Daniel Fagerstrom wrote:
First, let me say I don't completely disagree with deprecating some
blocks or components, although it may appear that way from my comments
below. But this is not a simple issue.
We are chosen as committers as induviduals and not as representants
for our companies. From a community stand point I would say that it is
time to deprecate the SQLTransformer. As a representative for my
company I would rather say: no way, we have tons of code that depend
on it. It is a complicated question, but I don't think that the answer
is: I need it at my work so the rest of you should support it.
This is a really good point but I'm not sure I'd come to the same
conclusion. Personally, I know I'd never want to use the SQLTransformer
for any of the projects I work on. But then, if I needed to create a
really simple website it might be the quickest way to do it. I tend to
try to look at it from what I think the general Cocoon customer base
wants - and that is imprecise and tricky. In the case of the
SQLTransformer, if we remove it and tell our customers that in order to
upgrade they a) have to maintain the old transformer themself, or b)
have to write a whole bunch of Java code are rearchitect their
application, then I'd be very reluctant to remove the component.
Frankly, I think that is why XSP is still around - some folks still find
it the easiest way to get the job done despite our recommendations that
there is a better way.
I think that a better answer is that in such a case it would better
become my and my companies responsibility to support it. It could
happen inhouse, at SF or in some legacy area in our repository.

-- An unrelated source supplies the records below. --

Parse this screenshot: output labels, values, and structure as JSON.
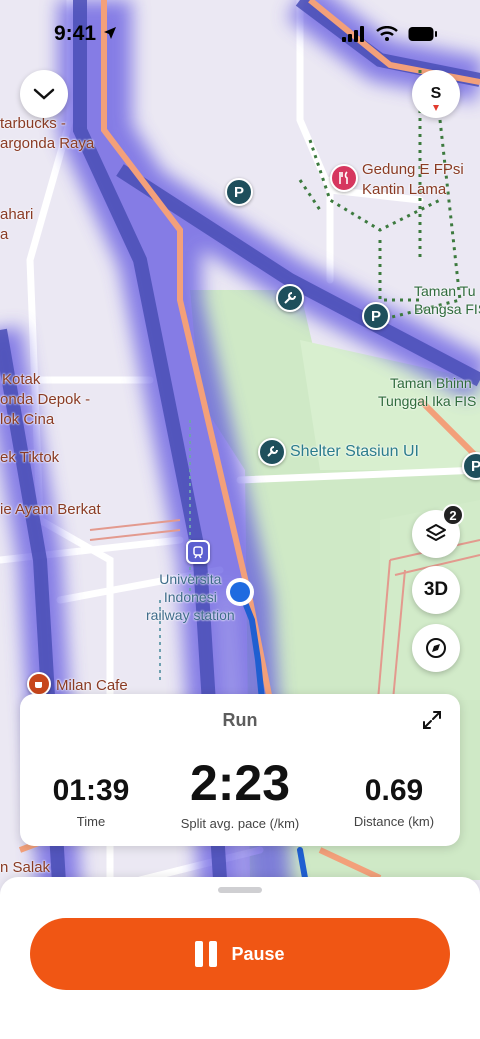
{
  "status_bar": {
    "time": "9:41"
  },
  "map": {
    "labels": {
      "starbucks": "tarbucks -",
      "margonda_raya": "argonda Raya",
      "ahari": "ahari",
      "a": "a",
      "gedung": "Gedung E FPsi",
      "kantin": "Kantin Lama",
      "taman_tu": "Taman Tu",
      "bangsa": "Bangsa FIS",
      "kotak": "Kotak",
      "margonda_depok": "onda Depok -",
      "lok_cina": "lok Cina",
      "taman_bhinn": "Taman Bhinn",
      "tunggal": "Tunggal Ika FIS",
      "tiktok": "ek Tiktok",
      "shelter": "Shelter Stasiun UI",
      "ayam": "ie Ayam Berkat",
      "station": "Universita\nIndonesi\nrailway station",
      "milan": "Milan Cafe",
      "salak": "n Salak"
    }
  },
  "controls": {
    "compass_letter": "S",
    "layers_badge": "2",
    "three_d_label": "3D"
  },
  "stats_card": {
    "title": "Run",
    "time": {
      "value": "01:39",
      "label": "Time"
    },
    "pace": {
      "value": "2:23",
      "label": "Split avg. pace (/km)"
    },
    "distance": {
      "value": "0.69",
      "label": "Distance (km)"
    }
  },
  "bottom": {
    "pause_label": "Pause"
  },
  "colors": {
    "accent": "#f05614",
    "route": "#1f5fd1",
    "road_glow": "#4a4fd8"
  }
}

I don't think that we should let our community be choked under the
weight of historical functionallity because we are afraid of upsetting
someone.
Well, I don't think "choked" would be the appropriate description. Many
of the blocks are just ignored for long periods of time. Then someone
applies a few patches and they get ignored again. With downloadable
binary blocks I don't see that as a problem.

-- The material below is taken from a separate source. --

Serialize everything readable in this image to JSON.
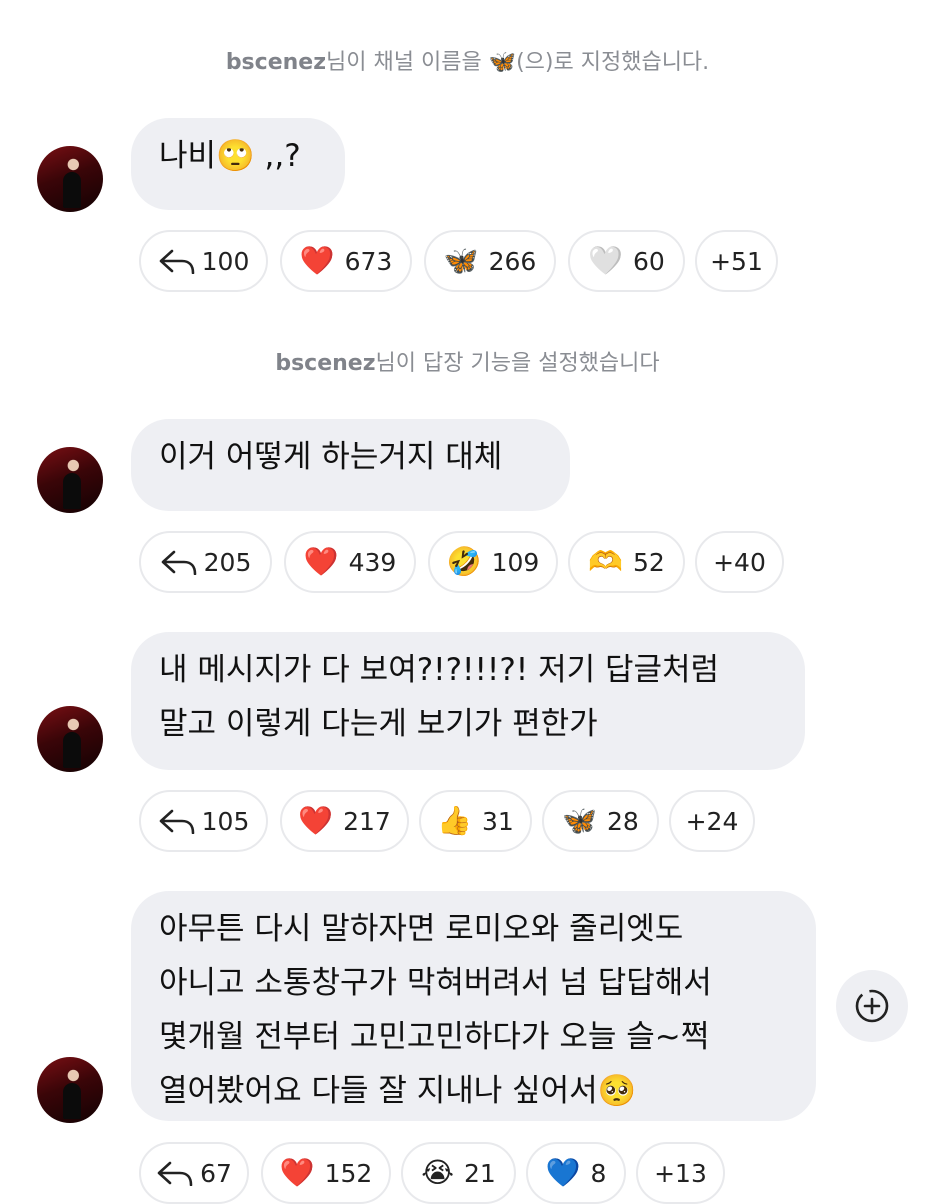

You have certainly heard that the key to success is to focus and be
really good at doing one thing. Do we have a focus? Are we really good
at one thing?
Take a look at the community. Most of us are focused on one or a few
things. As a whole we focus on a lot of things. I think that that is OK.
The hard thing is to prioritize, it is easy to add but it is hard to
remove. But it is not impossible take a good look at the Maven plugin
matrix that Jorg pointed to:
http://docs.codehaus.org/display/MAVEN/Maven+Plugin+Matrix. They have
removed things and assigned different priorities to different plugins,
are we strong enough to chose?
It is hard for me to correlate the matrix with your point. Maven 1
plugins were written in Jelly. Maven 2 plugins are Java. They all had to
be re-written from scratch. This isn't a case of them "dumping" plugins.
It is a case of them not having reimplemented some of them yet. It
makes sense that they would prioritize that.